Porat's protagonists, whether celibate, faithfully married, or adulterers, are all men without women. Yehuda Etrogi, who emigrated to Israel before the Holocaust and was a hero of the elite Palmach during the War of Independence, lives alone guarding distrustful kibbutzim in the "Guardian of the Fields". Clara, a young volunteer, briefly enters and leaves his life without explanation. The title character of "The Farming Instructor", who has dedicated his life to improving farming techniques, marries at age 55, only to see his young wife abandon him and their infant daughter, also without explanation. Yinon Yehudai, title character of "The Aging Poet", escorts his mistress, a young American translator, around Tel Aviv, trying to find a place for a tryst which she will not let take place. Ben Niflay's wife is "poor", "wretched", an object of pity, not passion; Ayalla satisfies Goel Zikhrony's sexual desire but troubles him with questions about her husband's death; Zikhri Ben Yehuda's sexual biography is little more than memories of a flirtation of his youth. In the desert where Porat's characters live, women are, like "truth" as best a mirage of happiness and respite.

Porat's characters are the builders of modern Israel - the farmer, the kibbutz factory worker, the citizen soldier. Yet the world they have helped to build is unconcerned with their existence, indifferent to their happiness. The portrait that Porat paints of this world is disturbing, particularly to American Jews raised on Exodus (the one with Paul Newman, not Moses), the myth of Alyah - that through the heroic struggle of (re)building Israel all personal, political, and spiritual needs unite and are fulfilled.

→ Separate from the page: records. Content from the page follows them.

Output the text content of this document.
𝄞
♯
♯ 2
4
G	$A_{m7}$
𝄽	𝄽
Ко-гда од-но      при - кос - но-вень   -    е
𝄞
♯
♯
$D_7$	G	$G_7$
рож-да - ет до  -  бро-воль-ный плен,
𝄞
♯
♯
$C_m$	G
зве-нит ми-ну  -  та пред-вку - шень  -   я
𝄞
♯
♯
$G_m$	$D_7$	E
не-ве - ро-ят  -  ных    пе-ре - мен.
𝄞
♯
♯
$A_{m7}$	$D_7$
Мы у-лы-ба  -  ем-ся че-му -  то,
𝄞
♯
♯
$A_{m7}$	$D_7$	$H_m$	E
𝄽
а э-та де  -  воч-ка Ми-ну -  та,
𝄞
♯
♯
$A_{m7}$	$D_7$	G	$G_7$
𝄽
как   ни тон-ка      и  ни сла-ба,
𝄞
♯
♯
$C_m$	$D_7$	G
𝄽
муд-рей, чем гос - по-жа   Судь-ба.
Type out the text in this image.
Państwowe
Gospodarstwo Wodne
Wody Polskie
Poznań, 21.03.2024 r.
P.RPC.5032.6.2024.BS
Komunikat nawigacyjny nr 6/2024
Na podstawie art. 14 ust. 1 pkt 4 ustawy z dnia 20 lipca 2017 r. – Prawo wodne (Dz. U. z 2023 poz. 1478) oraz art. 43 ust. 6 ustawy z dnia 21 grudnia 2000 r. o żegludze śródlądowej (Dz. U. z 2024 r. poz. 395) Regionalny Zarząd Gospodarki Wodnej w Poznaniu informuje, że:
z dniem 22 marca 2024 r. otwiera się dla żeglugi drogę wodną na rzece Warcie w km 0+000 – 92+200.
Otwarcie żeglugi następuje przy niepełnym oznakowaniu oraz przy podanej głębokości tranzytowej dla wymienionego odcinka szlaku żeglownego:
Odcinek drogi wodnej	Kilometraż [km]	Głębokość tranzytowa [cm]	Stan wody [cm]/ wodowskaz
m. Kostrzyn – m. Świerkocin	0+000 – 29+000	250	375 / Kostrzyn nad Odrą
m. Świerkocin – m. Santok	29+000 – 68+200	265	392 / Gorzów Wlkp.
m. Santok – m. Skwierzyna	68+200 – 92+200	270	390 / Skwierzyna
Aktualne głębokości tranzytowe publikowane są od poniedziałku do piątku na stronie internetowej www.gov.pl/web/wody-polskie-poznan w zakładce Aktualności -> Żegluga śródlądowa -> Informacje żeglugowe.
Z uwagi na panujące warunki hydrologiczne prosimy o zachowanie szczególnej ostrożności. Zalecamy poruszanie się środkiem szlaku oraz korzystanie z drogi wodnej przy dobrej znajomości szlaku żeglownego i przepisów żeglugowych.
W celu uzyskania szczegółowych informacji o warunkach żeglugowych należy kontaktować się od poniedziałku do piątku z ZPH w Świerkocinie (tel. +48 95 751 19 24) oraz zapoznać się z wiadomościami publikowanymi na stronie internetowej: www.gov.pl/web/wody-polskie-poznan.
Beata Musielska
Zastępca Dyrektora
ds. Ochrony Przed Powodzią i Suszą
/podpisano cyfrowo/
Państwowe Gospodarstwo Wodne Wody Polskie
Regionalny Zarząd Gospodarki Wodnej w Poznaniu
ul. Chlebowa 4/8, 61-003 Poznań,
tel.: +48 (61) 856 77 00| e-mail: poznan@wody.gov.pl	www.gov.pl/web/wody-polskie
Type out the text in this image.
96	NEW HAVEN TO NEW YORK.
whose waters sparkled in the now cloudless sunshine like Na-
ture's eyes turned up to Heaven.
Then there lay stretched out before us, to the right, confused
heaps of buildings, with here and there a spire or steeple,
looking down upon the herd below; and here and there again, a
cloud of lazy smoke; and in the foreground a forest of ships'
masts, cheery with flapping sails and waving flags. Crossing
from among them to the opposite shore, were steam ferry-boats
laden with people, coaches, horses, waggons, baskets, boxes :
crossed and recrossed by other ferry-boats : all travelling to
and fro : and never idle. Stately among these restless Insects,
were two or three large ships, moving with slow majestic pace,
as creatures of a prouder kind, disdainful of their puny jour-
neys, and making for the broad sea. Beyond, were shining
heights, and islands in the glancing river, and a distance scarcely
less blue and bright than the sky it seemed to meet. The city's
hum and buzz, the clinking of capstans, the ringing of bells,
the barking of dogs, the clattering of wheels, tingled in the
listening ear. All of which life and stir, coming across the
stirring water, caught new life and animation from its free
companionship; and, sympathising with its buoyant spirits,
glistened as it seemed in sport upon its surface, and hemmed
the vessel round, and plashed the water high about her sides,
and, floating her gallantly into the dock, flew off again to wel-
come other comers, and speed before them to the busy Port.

The Messiah of La Guardia, however, is not simply, or even principally, social commentary. Although his stories are grounded in the history of modern Israel, and particularly, its many wars, Porat, psychologist and historian, has the novelist's eye: like his Czech counterpart, Milan Kundera, he is as interested in how the universal articulate the spiritual, as in how politics fails to articulate the spiritual, as in how politics shapes the individual. If there is any spiritual fulfillment in The Messiah of La Guardia, it comes from the author's respect for the unknowable in a world of violent definitions.